New international criminal court becomes reality

 

The dream of creating a permanent court to try the world's most heinous crimes became a reality today, hailed by many as a landmark human rights achievement but rejected by the United States.

Ireland was among 10 nations that brought the total number to ratify a Rome treaty establishing the International Criminal Court to 66 ' six more than needed to bring the treaty into force on July 1st.

Ireland deposited its papers at the same time as nine other nations - Bosnia, Bulgaria, Cambodia, Congo, Jordan, Mongolia, Niger, Romania and Slovakia - so the honour of being the 60th state does not go only to one country.

"The required number of 60 ratifications for the entry into force of the Rome statute has been reached," said chief UN legal counsel Mr Hans Corell to sustained applause. "A page in the history of humankind is being turned."
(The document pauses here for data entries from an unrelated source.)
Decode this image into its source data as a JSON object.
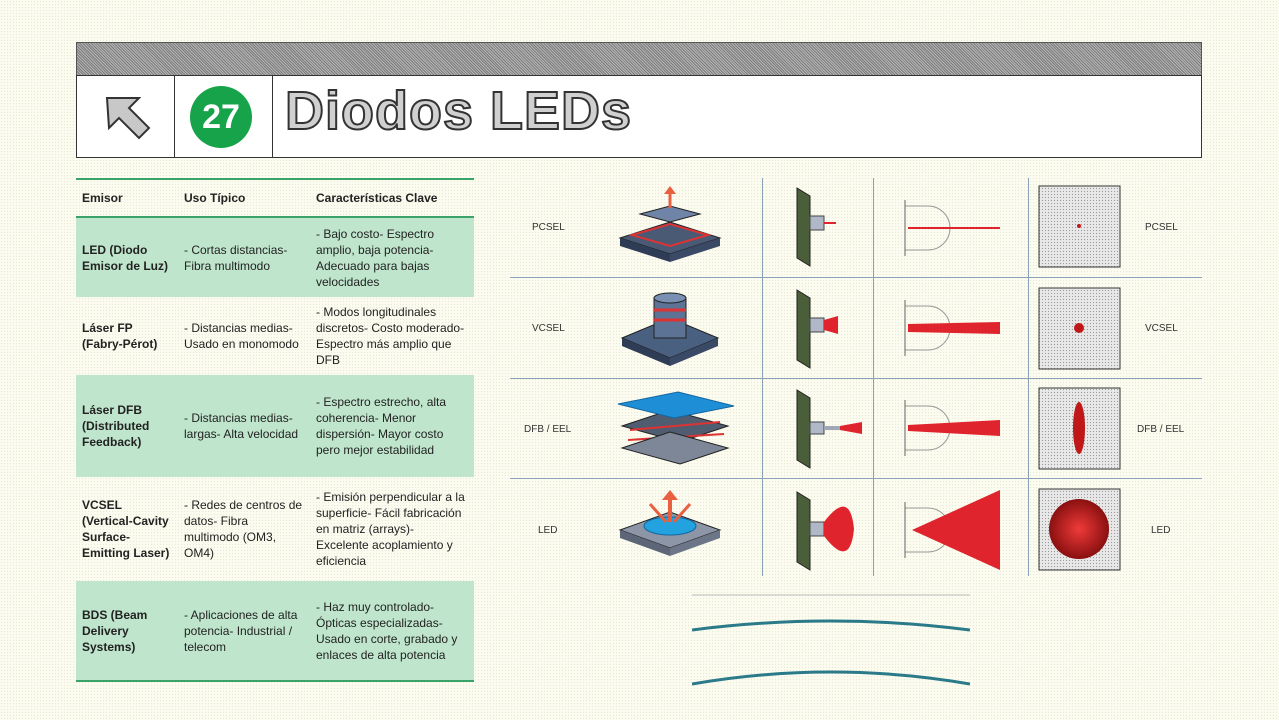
{
  "header": {
    "number": "27",
    "title": "Diodos LEDs",
    "icon": "arrow-up-left-icon",
    "badge_color": "#16a34a"
  },
  "table": {
    "headers": [
      "Emisor",
      "Uso Típico",
      "Características Clave"
    ],
    "rows": [
      {
        "emisor": "LED (Diodo Emisor de Luz)",
        "uso": "- Cortas distancias- Fibra multimodo",
        "caract": "- Bajo costo- Espectro amplio, baja potencia- Adecuado para bajas velocidades"
      },
      {
        "emisor": "Láser FP (Fabry-Pérot)",
        "uso": "- Distancias medias- Usado en monomodo",
        "caract": "- Modos longitudinales discretos- Costo moderado- Espectro más amplio que DFB"
      },
      {
        "emisor": "Láser DFB (Distributed Feedback)",
        "uso": "- Distancias medias-largas- Alta velocidad",
        "caract": "- Espectro estrecho, alta coherencia- Menor dispersión- Mayor costo pero mejor estabilidad"
      },
      {
        "emisor": "VCSEL (Vertical-Cavity Surface-Emitting Laser)",
        "uso": "- Redes de centros de datos- Fibra multimodo (OM3, OM4)",
        "caract": "- Emisión perpendicular a la superficie- Fácil fabricación en matriz (arrays)- Excelente acoplamiento y eficiencia"
      },
      {
        "emisor": "BDS (Beam Delivery Systems)",
        "uso": "- Aplicaciones de alta potencia- Industrial / telecom",
        "caract": "- Haz muy controlado- Ópticas especializadas- Usado en corte, grabado y enlaces de alta potencia"
      }
    ],
    "accent": "#3aa36a",
    "highlight": "#bfe6cc"
  },
  "diagram": {
    "rows": [
      "PCSEL",
      "VCSEL",
      "DFB / EEL",
      "LED"
    ],
    "beam_color": "#e0242e"
  }
}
The tribunal is expected to go into operation next year in The Hague, Netherlands, a belated effort to fulfil the promise of the Nuremberg trials 56 years ago, when Nazi leaders were prosecuted for new categories of war crimes against humanity.

The new tribunal has jurisdiction only when countries are unwilling or unable to prosecute individuals for the world's most serious atrocities: genocide, crimes against humanity, war crimes and other gross human-rights abuses.
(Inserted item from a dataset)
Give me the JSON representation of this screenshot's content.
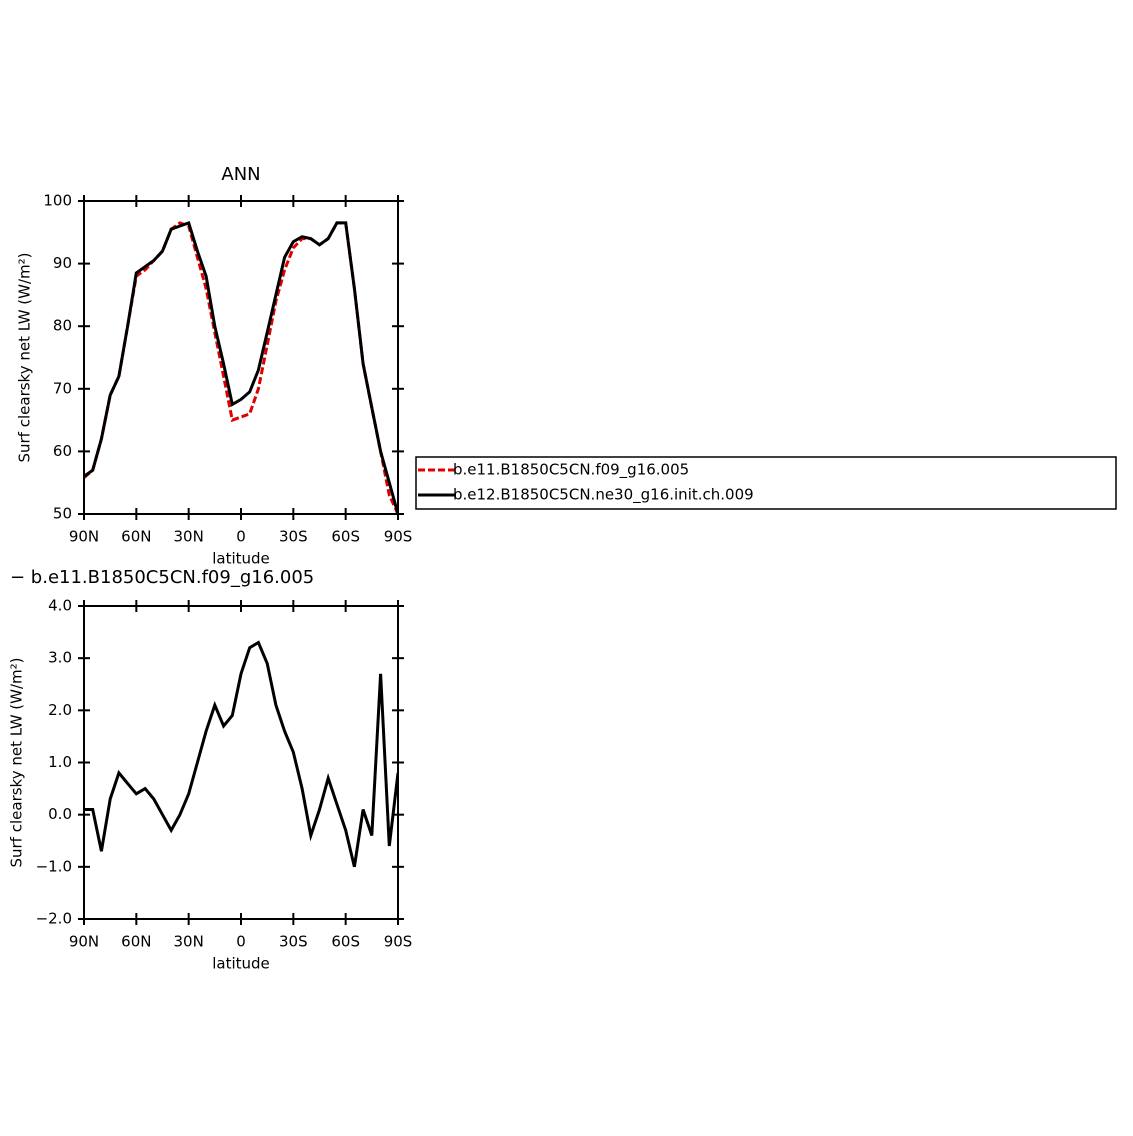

Cases can be referred by a country that has ratified the treaty, the UN Security Council or the tribunal's prosecutor after approval from three judges. But the court is not retroactive and cannot probe crimes committed before July 1st.

In a rebuff to its European allies, a major force behind the court, the Bush administration rejected the entire concept of a permanent international war crimes tribunal.

And it is considering withdrawing former President Bill Clinton's signature from the Rome treaty, even though President Clinton did not submit it to Congress for ratification, fearing US soldiers abroad would be subjected to frivolous prosecutions.